Страница 2 из 56
…
Таганрог детства Антона имел еще один лик – степной, морской. Не морской торговый, но морской солнечный, песчаный. Город стоял на берегу теплого залива, и за шлагбаумом начиналась степь.
Приехав в родные места уже известным писателем, Чехов писал: «Когда я вспоминаю про эти балочки, шахты, Саур-Могилу […], вспоминаю, как я ездил на волах в Криничку и в Крепкую графа Платова, то мне становится грустно и жаль, что в Таганроге нет беллетристов и что этот материал, очень милый и ценный, никому не нужен».
Но все это оказалось нужным ему самому, и не только как «материал» – это вошло в структуру его личности. Природа для Чехова – часть его существования. Всем этим он обязан своему степному детству.

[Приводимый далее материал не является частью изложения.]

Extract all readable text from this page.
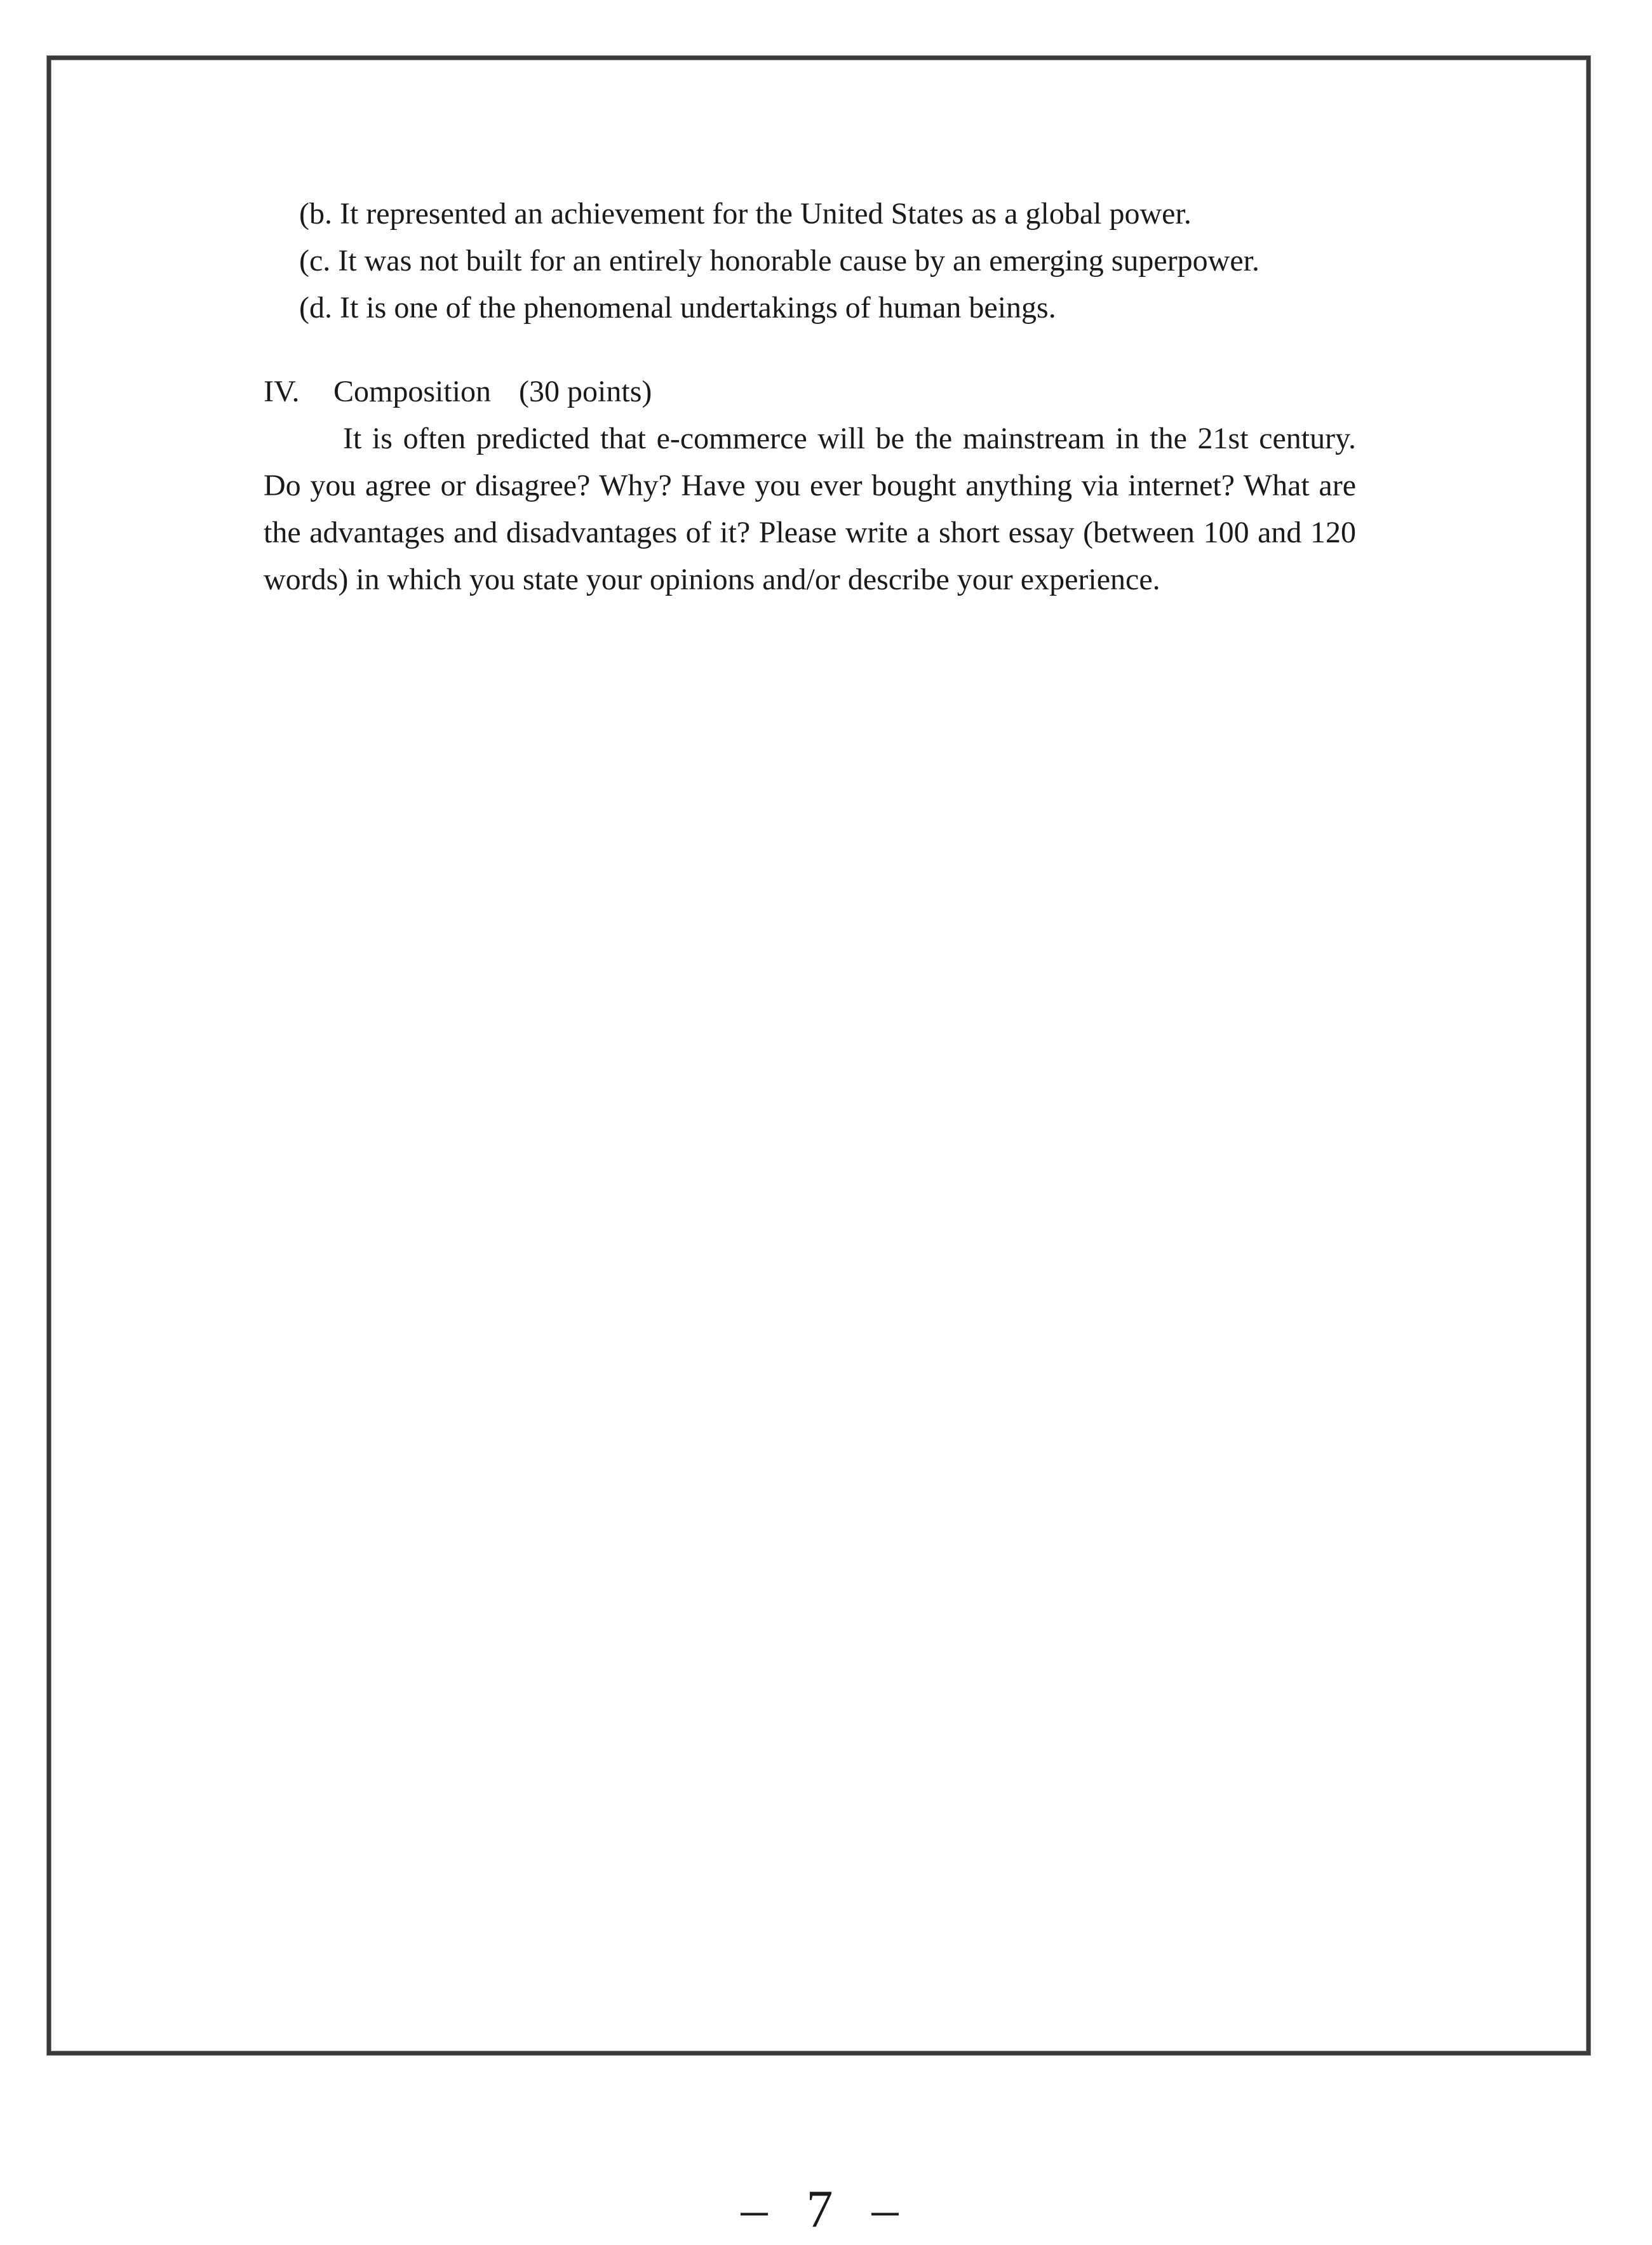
(b. It represented an achievement for the United States as a global power.
(c. It was not built for an entirely honorable cause by an emerging superpower.
(d. It is one of the phenomenal undertakings of human beings.
IV. Composition (30 points)

It is often predicted that e-commerce will be the mainstream in the 21st century. Do you agree or disagree? Why? Have you ever bought anything via internet? What are the advantages and disadvantages of it? Please write a short essay (between 100 and 120 words) in which you state your opinions and/or describe your experience.

– 7 –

В его рассказах человек «оприрожен», природа – очеловечена. Деревья, цветы, облака, собаки, волки чувствуют и думают, как люди («Агафья», «Каштанка», «Белолобый», «Страх»). Они огорчаются, радуются, волнуются, грустят. Волчиха из «Белолобого» – домашнее, понятное, чадолюбивое существо: «Волчиха была слабого здоровья, мнительная; она вздрагивала от малейшего шума и все думала о том, как бы дома без нее кто не обидел волчат. […] Ее мучил голод, голова разболелась от собачьего лая…».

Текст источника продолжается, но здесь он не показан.